A sudden feeling of dread, the sudden urge to push your way through to the nearest exit, the whole room shrinking down around you and everybody staring at you and smothering you. In a split second, without you anticipating it, or knowing it's going to happen, your body releases adrenaline. This adrenaline is released as your body is preparing for "flight or fight". Something our brain is programmed to do in a life or death situation. You need adrenaline for a fight in order to be strong, and you need adrenaline for flight, in order to run fast and get away. This would have prepared our cave-dwelling ancestors to fight or run away from danger, but it’s much less appropriate to the stresses we encounter today. Clearly, we are not cavemen any more, and we don't need to hunt for our food, but this adrenaline is released in situations like tripping over a step, being extremely excited, being on a roller-coaster, being in a fight, In an accident, adrenaline is released into our bodies all the time, but us panic attack sufferers
have a "SENSITIVE ALARM".

Panic Attack Symptoms
very rapid breathing or feeling unable to breathe
very rapid heartbeat
pains in your chest
feeling faint or dizzy
sweating/Shivering
ringing in your ears
tingling or numbness in your hands and feet
hot or cold flushes
feeling nauseous
wanting to go to the toilet
feelings of absolute terror
feeling smothered
feeling claustrophobic
being extremely emotional/uncrontrollable crying
feelings of unreality, called depersonalisation and derealisation.
Tight throat

Recovery

By the time I finally went to speak to a Dr my depression and anxiety was very bad. She felt that I needed a short course of anti depressants to help my brain rebalance and heal. I will say there is many other methods of treatment other that medication. Cognitive Behaviour Therapy and Counselling are two common treatments. But after a failed course of counselling the Dr and I felt that it was worth me trying a medication. Luckily I did, within a month of taking the tablets I began to feel like a heavy weight had been lifted from my shoulders. I could finally see life in perspective and began to feel like myself for the first time in a whole year.
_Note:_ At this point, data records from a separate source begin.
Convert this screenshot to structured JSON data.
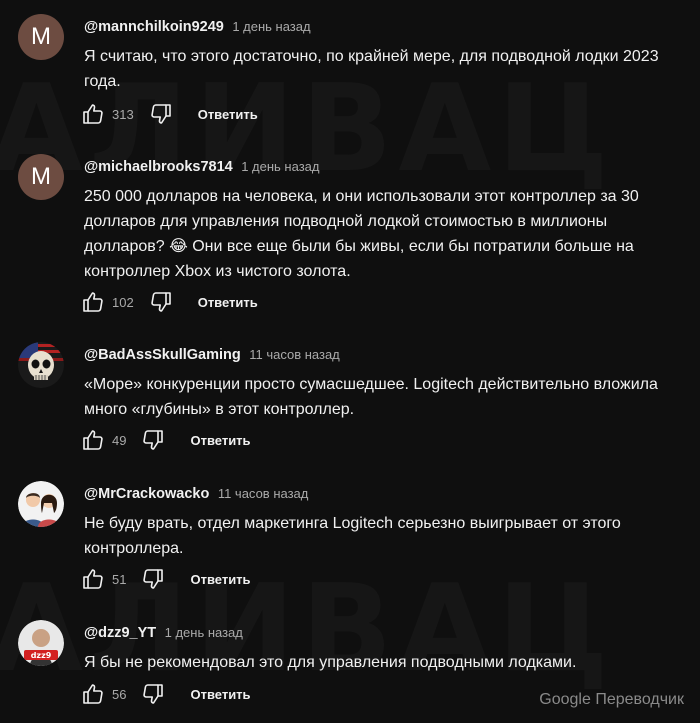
{
  "comments": [
    {
      "author": "@mannchilkoin9249",
      "time": "1 день назад",
      "text": "Я считаю, что этого достаточно, по крайней мере, для подводной лодки 2023 года.",
      "likes": "313",
      "reply_label": "Ответить",
      "avatar_letter": "M"
    },
    {
      "author": "@michaelbrooks7814",
      "time": "1 день назад",
      "text": "250 000 долларов на человека, и они использовали этот контроллер за 30 долларов для управления подводной лодкой стоимостью в миллионы долларов? 😂 Они все еще были бы живы, если бы потратили больше на контроллер Xbox из чистого золота.",
      "likes": "102",
      "reply_label": "Ответить",
      "avatar_letter": "M"
    },
    {
      "author": "@BadAssSkullGaming",
      "time": "11 часов назад",
      "text": "«Море» конкуренции просто сумасшедшее. Logitech действительно вложила много «глубины» в этот контроллер.",
      "likes": "49",
      "reply_label": "Ответить"
    },
    {
      "author": "@MrCrackowacko",
      "time": "11 часов назад",
      "text": "Не буду врать, отдел маркетинга Logitech серьезно выигрывает от этого контроллера.",
      "likes": "51",
      "reply_label": "Ответить"
    },
    {
      "author": "@dzz9_YT",
      "time": "1 день назад",
      "text": "Я бы не рекомендовал это для управления подводными лодками.",
      "likes": "56",
      "reply_label": "Ответить",
      "avatar_badge": "dzz9"
    }
  ],
  "translator_label": "Google Переводчик",
  "colors": {
    "background": "#0f0f0f",
    "text": "#f1f1f1",
    "secondary": "#aaaaaa",
    "letter_avatar": "#6d4c41"
  }
}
On top of taking the medicine I also spent time acknowledging my negative thoughts but did not allow them to over take my mind. I also did deep breathing exercises when I felt bouts of anxiety starting. Six months later I came off the medicine and have been well since. I want people to know that the help is there and you are not alone. Some of the brightest stars have suffered from anxiety and depression. There is a reason it is nicknamed the thinking individuals illness. Remember thoughts are NOT facts. This mantra really helped me during my period of recovery.

Moving on

I will always have to watch out for the warning signs starting again as I will always be at risk of it coming back. I have learned to view negative thoughts as passing clouds most of which are not real. I do not view myself as a victim of the illness but as a survivor. Everyday I have to make a conscious effort to look after myself and use the mantra "Thoughts are not facts". If I can overcome it you can too. I can truly say I am me again and it feel great!